Viana Conti (Horizons)

[…] La mostra Horizons, ritmicamente scandita tra cielo e mare, tra immobilità fotografica e mobilità video, tra realtà ed artificio, non cessa di restituire allo spettatore un universo insospettato di sensazioni emotive e di percezioni tattili, visive e sonore.

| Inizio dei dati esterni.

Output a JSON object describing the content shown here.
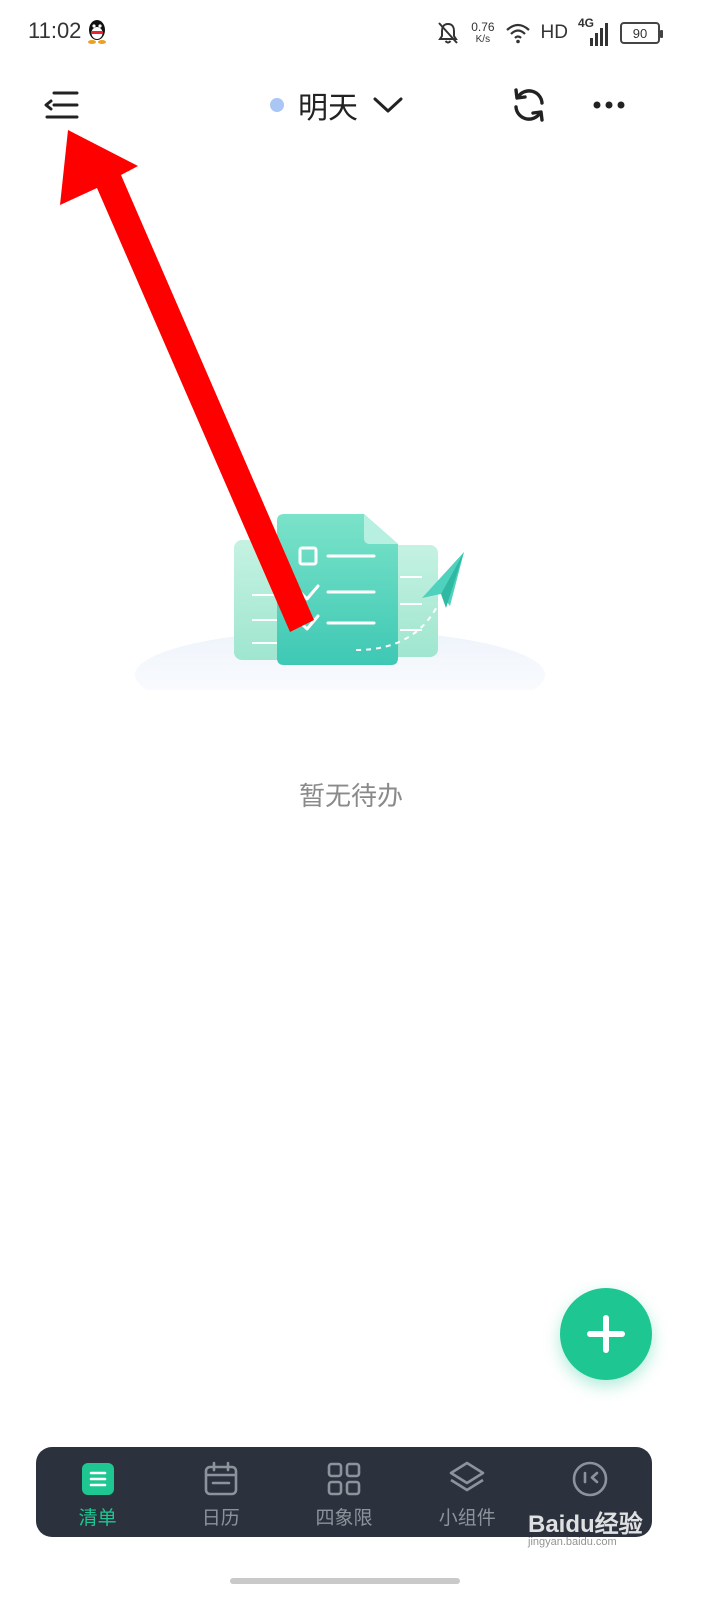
{
  "status_bar": {
    "time": "11:02",
    "net_speed_value": "0.76",
    "net_speed_unit": "K/s",
    "hd": "HD",
    "network": "4G",
    "battery": "90"
  },
  "header": {
    "title": "明天",
    "title_dot_color": "#a9c6f5"
  },
  "empty_state": {
    "text": "暂无待办"
  },
  "bottom_nav": {
    "items": [
      {
        "label": "清单",
        "icon": "list-icon",
        "active": true
      },
      {
        "label": "日历",
        "icon": "calendar-icon",
        "active": false
      },
      {
        "label": "四象限",
        "icon": "grid-icon",
        "active": false
      },
      {
        "label": "小组件",
        "icon": "layers-icon",
        "active": false
      },
      {
        "label": "",
        "icon": "focus-icon",
        "active": false
      }
    ]
  },
  "accent_color": "#1ec691",
  "watermark": {
    "brand": "Baidu经验",
    "url": "jingyan.baidu.com"
  }
}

Attenta e sensibile nel registrare le trasformazioni del contesto sociale e della sfera personale dell’individuo, in un mondo globalizzato e progressivamente robotizzato, in cui le identità tendono ad abbassare il loro grado di soggettività e ad alzare quello di omologazione alla massa, questa artista non cessa di adeguare i suoi strumenti comunicativi, sia a livello tecnologico che emozionale, alle esigenze di un destinatario a rischio di anestetizzazione e isolamento. Il suo universo è connotato da una profonda interazione e da un significativo scambio tra i valori della tradizione, in particolare sull’area della cultura e dell’arte classica, e quelli dell’innovazione, sull’area connettiva della comunicazione tecnologica.

 

Bettina Bush (CodeLife)

CodeLife. E’ lui a conservare la storia di una vita in uno spazio minuscolo, pochi segni bianchi e neri, per aprire  possibilità infinite, determinando  un’ inversione  di tendenza tra segno, forma e significato.  Nell’opera  di Virginia Monteverde  entrare oltre la superficie bidimensionale, questa volta non una tela, ma preziosa carta fine art, è un immediato processo tecnologico,  per percorrere in trenta scatti-secondi la storia di una vita, che come ultimo atto approda al viso del soggetto, senza sovrastrutture, fermato nel semplice presente. Nasce così  CodeLife, con Lei,  Daniela Kalepyros, e  con Lui, Duilio Merkel, ma prima di tutto con il QR Code, il Quick Response Code, il crittogramma che conserva il DNA del loro ricordo. Un alfabeto inaccessibile  che solo l’occhio vigile di uno smartphone sa leggere. La tecnologia diventa storia, e si materializzano le immagini: 30 scatti per ogni protagonista e per tracciare  in 30 secondi una vita fatta di memoria. Pochi veloci frammenti scelti dai soggetti insieme all’artista, a Virginia Monteverde, regista del racconto. Ecco Daniela Kalepyros e Duilio Merkel, entrambi artisti, immersi nel loro viaggio interiore  nel tempo, un’implosione fatto da immagini che li mostrano da bambini, da ragazzi, da giovani, da “grandi”. Una strada che svela linguaggi non convenzionali, che apre le porte di  universi che non conosciamo ma che  prendono forma  seguendo le regole di altri codici che alla fine approdano alla visione del presente,  nello scatto finale, in realtà l’inizio del racconto.